During the Second World War, Bristol suffered badly from the bombing raids. Some buildings in the parish were blitzed, and one church was a casualty and later demolished – St. Silas, in St Philip’s Marsh. The bombing and post-war development changed the appearance of most areas and displaced many of their inhabitants. Most buildings in Newtown and Russell Town were demolished and modern townhouses were built. The Dings and St Philip’s Marsh became mainly industrial areas; very few surviving old buildings. Most parts of St Jude’s, Barton Hill and Lawrence Hill were bulldozed for construction of high-rise flats and a new ‘Outer Circuit Road’ linking the M32 motorway was built through Lawrence Hill and Easton. Most of the Baptist Mills area now lies buried beneath the M32 motorway.
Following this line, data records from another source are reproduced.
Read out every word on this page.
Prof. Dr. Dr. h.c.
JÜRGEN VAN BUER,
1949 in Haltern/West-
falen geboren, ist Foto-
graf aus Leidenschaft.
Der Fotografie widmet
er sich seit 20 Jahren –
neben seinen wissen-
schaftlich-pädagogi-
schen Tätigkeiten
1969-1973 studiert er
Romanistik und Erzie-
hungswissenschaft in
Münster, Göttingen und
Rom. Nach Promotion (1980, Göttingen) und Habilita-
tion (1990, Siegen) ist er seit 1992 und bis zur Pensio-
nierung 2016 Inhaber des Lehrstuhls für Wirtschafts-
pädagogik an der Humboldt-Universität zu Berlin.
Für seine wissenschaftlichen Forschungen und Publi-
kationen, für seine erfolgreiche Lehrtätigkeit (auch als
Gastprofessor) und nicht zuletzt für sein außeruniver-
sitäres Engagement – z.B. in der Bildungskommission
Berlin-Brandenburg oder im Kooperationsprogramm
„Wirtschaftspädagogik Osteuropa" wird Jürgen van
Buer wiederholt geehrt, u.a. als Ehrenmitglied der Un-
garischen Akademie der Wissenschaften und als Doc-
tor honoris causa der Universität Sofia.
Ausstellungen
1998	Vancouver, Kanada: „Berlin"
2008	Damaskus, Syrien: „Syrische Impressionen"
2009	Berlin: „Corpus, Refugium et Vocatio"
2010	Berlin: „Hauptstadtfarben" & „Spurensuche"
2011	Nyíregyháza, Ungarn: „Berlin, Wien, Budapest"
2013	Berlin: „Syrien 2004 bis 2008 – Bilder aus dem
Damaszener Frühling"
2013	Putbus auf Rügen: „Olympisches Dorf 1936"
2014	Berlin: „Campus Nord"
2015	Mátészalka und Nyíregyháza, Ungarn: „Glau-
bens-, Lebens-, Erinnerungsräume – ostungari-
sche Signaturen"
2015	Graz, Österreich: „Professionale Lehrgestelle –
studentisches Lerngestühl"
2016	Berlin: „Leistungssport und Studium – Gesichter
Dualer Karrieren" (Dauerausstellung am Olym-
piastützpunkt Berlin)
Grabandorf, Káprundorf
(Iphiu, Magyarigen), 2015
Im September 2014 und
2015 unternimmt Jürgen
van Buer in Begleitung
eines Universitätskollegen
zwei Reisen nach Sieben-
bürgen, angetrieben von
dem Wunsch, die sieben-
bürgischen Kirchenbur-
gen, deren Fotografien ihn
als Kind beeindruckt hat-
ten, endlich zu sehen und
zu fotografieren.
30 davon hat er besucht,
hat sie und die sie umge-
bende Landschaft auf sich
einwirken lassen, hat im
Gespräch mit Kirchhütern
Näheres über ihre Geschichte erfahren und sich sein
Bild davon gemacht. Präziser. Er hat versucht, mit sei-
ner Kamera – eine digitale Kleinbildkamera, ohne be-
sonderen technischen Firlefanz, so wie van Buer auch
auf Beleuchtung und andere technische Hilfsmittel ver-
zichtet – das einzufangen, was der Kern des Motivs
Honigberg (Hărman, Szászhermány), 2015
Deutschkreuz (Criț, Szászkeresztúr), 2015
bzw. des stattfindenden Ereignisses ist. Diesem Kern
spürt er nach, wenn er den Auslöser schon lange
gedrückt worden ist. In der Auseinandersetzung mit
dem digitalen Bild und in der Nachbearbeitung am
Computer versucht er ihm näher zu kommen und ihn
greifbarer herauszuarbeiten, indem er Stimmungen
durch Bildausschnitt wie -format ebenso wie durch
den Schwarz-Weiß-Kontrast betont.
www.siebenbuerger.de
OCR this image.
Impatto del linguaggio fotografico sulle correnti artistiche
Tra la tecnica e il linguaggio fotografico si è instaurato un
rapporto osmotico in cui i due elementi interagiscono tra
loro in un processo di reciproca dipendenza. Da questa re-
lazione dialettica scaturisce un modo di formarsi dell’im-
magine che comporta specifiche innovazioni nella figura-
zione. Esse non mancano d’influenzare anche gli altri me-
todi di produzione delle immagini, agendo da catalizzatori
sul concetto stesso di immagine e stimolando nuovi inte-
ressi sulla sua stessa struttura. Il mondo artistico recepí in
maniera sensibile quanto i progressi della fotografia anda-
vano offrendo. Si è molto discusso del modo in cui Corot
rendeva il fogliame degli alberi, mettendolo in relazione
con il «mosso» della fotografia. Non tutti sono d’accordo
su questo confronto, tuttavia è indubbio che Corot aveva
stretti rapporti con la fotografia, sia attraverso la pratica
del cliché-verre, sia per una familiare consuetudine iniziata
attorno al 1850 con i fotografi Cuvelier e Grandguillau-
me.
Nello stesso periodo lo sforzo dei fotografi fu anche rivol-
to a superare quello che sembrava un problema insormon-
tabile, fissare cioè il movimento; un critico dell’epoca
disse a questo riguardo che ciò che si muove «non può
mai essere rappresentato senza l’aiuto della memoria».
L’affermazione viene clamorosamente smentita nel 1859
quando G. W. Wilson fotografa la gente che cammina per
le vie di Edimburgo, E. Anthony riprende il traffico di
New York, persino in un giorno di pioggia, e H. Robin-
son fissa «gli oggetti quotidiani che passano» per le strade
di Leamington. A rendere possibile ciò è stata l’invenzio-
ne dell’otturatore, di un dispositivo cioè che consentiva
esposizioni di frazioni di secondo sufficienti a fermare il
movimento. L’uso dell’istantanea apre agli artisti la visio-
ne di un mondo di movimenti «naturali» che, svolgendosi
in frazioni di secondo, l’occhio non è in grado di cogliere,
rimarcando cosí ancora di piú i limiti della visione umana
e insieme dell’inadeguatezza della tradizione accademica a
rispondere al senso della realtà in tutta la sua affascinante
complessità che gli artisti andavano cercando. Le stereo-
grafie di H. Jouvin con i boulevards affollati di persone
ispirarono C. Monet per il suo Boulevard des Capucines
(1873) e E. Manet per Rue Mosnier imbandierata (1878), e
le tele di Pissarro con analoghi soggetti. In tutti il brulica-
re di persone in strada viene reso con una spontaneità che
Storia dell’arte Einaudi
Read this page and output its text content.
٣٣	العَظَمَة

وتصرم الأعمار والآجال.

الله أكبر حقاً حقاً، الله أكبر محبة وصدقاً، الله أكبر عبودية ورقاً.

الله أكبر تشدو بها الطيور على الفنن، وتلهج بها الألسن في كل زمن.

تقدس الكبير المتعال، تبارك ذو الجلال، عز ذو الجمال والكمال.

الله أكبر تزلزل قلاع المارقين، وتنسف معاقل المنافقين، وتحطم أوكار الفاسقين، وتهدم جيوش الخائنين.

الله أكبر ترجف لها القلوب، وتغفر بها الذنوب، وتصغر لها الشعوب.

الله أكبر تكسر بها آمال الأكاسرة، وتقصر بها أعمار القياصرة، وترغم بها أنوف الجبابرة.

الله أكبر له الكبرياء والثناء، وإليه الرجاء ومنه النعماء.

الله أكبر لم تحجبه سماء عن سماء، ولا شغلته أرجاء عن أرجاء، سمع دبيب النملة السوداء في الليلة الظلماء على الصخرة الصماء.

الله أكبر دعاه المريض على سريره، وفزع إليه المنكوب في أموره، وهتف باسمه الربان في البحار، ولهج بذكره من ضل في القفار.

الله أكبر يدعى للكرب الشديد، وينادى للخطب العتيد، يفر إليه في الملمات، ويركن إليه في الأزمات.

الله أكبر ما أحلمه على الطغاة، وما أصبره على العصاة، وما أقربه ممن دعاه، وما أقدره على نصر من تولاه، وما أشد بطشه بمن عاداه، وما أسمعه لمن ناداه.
Baptist Mills and Russell Town are not names commonly used today. A brutal new ‘Inner Circuit Road’ with roundabout and underpass immediately east of St Philip & Jacob church, has effectively separated Old Market from the city centre. It is difficult to imagine Old Market Street as a once-thriving centre. It is certainly still attractive, with some of Bristol’s most handsome commercial buildings, including, just the south the premises of Gardiner Haskins on Broad Plain and Straight Street, which was formerly a soap works.
As in so many other cities, the population in the inner city had reduced considerably. Also, a decline in church attendance meant that the seven churches became redundant – Holy Trinity (now a community centre), St Simon, Baptist Mills (now a Greek Orthodox church), St Jude’s (now apartments), Emmanual, The Dings (demolished before the war), St Gabriels, Upper Easton (demolished for dual carriageway), St Lawrence, Lawrence Hill (demolished for roundabout), and Christ Church, Russell Town (demolished and a new non-conformist church built on the site). Today, there are only three working Anglican churches in the whole parish – St Philip & Jacob (now known as Pip n’ Jay) in the city, St Luke’s in Barton Hill, and All Hallows in Easton.
Many Anglican and non-conformists registers are kept at the Bristol Record Office. They also have a list of Bristol City Inhabitants of 1696 (like a census), which was compiled to show liability under the 1694 Act by which Parliament taxed births, marriages, burials, bachelors and childless widowers to provide war revenue. The earliest extant record for St Philip & Jacob parish register is 1576.